32Weiterhin besteht ein Anspruch auf Zahlung der vorgerichtlichen Anwaltsgebühren in Höhe von 229,30 EUR (1,3 Geschäftsgebühr zuzüglich Auslagenpauschale und Mehrwertsteuer nach einem Streitwert von 2.356,20 EUR) aus den §§ 280 Abs. 2, 286 BGB. Der Beklagte war durch eigene Mahnungen der Klägerin in Verzug geraten. Dass die Prozessbevollmächtigten der Klägerin nur mit der Abfassung eines einfachen Mahnschreibens beauftragt gewesen wären und nicht mit der vollständigen vorprozessualen Prüfung und Geltendmachung des Anspruchs, ist nicht ersichtlich. Das Schreiben vom 04.12.2012 lässt nicht erkennen, dass einfach nur gemahnt werden sollte. Ein Gutachten der Rechtsanwaltskammer wird nicht eingeholt, weil keine hinreichenden Tatsachen dafür vorgetragen wurden, dass die klägerischen Prozessbevollmächtigten außer dem Mahnschreiben keine Tätigkeit entfaltet hätten. Die Beauftragung eines Anwalts nicht nur mit einem einfachen Mahnschreiben verstößt auch nicht gegen § 254 Abs. 2 BGB. Grundsätzlich darf bei Verzug des Vertragspartners ein umfassender Auftrag zur vorprozessualen Geltendmachung des Anspruchs erteilt werden, es sei denn, ein einfaches Mahnschreiben ist erkennbar ausreichend. Es besteht nicht nur ein Freistellungsanspruch gemäß § 257 BGB, sondern ein Zahlungsanspruch. Wenn die Inanspruchnahme durch den Dritten mit an Sicherheit bald zu erwarten ist, kann Zahlung und nicht nur Freistellung verlangt werden (OLG Schleswig Urteil vom 07.05.1998, Az: 13 U 4/97, Fundstelle juris).
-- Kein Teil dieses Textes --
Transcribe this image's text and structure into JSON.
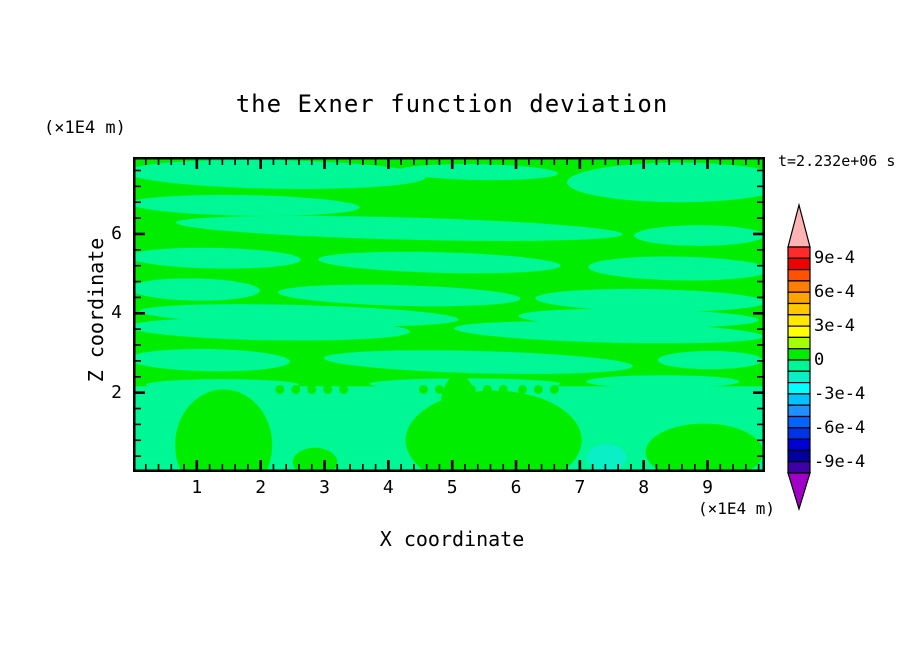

Es kann deshalb dahinstehen, ob die Klägerin ihre Prozessbevollmächtigten bereits bezahlt hat. Dass die klägerischen Prozessbevollmächtigten jedenfalls in absehbarer Zeit eine Begleichung ihrer Rechnung von der Klägerin verlangen werden, ist naheliegend.
33Die Zinsentscheidung folgt aus den §§ 280 Abs. 2, 286, 288 Abs. 2 BGB. Die Kostenentscheidung richtet sich nach § 91 ZPO, die Entscheidung über die vorläufige Vollstreckbarkeit nach § 709 ZPO.
34Der Streitwert beträgt 2.356,20 EUR.